Art As Catharsis is proud to announce the release of Omahara’s new record Upsilamba – an avant-garde, deconstructionist evolution for one of Australia’s most innovative heavy acts.

 

On Upsilamba, Omahara experiment with their dark, heaving style of ambient drone by applying cabaret-inspired elements to their music. Performers such as Eartha Kitt, Justin Viven Bond, Taylor Mac, Peter Allen and more have served as a well of inspiration for their recent live performances along with Upsilamba itself – defined as a soundscape where catatonic deconstructionism is the main actor in the band’s post-apocalyptic performance.

Due to the nature of Upsilamba’s abstract experimentalism, few bands can truly compare to the complexity and ingenuity that the record displays. However, those who can picture a matrimony of Sumac’s harsh tone, Sonic Youth’s lengthy noise experiments and Scott Walker’s baffling lyricism may find Upsilamba to their taste.

“We felt as a band we were no longer in the space required to produce the types of sounds and experiences from our past ventures,” begins Lynch, “so we were looking to move forward and perhaps explore something we found to be more engaging both socially and personally. Hence I think this is why it has the deconstructionist feel, we are deconstructing our own past as a band and this lead onto further notions of personal and social deconstruction.”

While the record itself consists of four untitled tracks, Upsilamba’s first single is a musical interlude. Compared to the hellish yawns of the guitar on the preceding track or the violent shouting of numbers yet to come, this small, haunting and minimalistic piece is nothing more than a few echoed and strangely tuned chords – a small eye of silence in the midst of the storm.

“The first short musical snippet acts as an interlude on the album,” says Lynch. “It’s a breath taken in the midst of an act aimed to shed stolen and appropriated forms of cultural influence, it’s the sigh or moment of reflection, perhaps anticipation before a child hands back a toy forcefully or deceivingly removed from a sibling.

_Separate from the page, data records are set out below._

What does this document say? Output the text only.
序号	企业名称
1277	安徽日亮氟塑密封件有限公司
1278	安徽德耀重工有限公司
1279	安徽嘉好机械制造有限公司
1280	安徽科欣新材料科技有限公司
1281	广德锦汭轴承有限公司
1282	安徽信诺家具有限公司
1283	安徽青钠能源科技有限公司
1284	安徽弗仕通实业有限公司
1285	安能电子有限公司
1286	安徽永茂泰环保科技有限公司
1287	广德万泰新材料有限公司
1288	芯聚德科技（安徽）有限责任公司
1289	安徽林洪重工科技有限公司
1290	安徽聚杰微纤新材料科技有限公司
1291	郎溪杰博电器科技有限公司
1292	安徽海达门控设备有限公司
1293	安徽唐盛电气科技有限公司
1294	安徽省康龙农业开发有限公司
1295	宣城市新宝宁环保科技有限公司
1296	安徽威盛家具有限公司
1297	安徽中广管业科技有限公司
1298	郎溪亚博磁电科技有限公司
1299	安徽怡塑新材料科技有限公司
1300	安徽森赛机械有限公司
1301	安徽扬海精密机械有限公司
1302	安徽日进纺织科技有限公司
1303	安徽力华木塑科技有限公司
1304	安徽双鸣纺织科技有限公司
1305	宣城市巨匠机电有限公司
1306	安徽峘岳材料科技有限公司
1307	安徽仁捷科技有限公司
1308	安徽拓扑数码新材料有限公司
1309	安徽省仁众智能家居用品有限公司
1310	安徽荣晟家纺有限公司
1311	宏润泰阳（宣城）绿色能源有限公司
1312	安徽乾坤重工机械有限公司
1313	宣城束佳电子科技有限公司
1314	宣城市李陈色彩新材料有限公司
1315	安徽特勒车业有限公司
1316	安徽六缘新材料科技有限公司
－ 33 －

It’s an interpretation of Upsilamba – a word made up by Vladimir Nabokov, in his book Invitation to a Beheading. The word is one which captures the essence of a feeling. There are so many interpretations out there. It relates for the band, to the desired outcome or purpose we personally each attain from the performance which is a form of ritualistic shedding.”

Upsilamba is exactly that – a ritualistic shedding of past elements before a stunning metamorphosis into the new. A record that balances harsh, untamed noise with sweeping rhythmic mellows, covering wild new territory but never once over-extending itself. If this record proves one thing, it’s that the unpredictable can cast a shadow of grace, the incomprehensible can offer a meter of education and that the art of composition can create an abstract performance as viscerally physical as any play.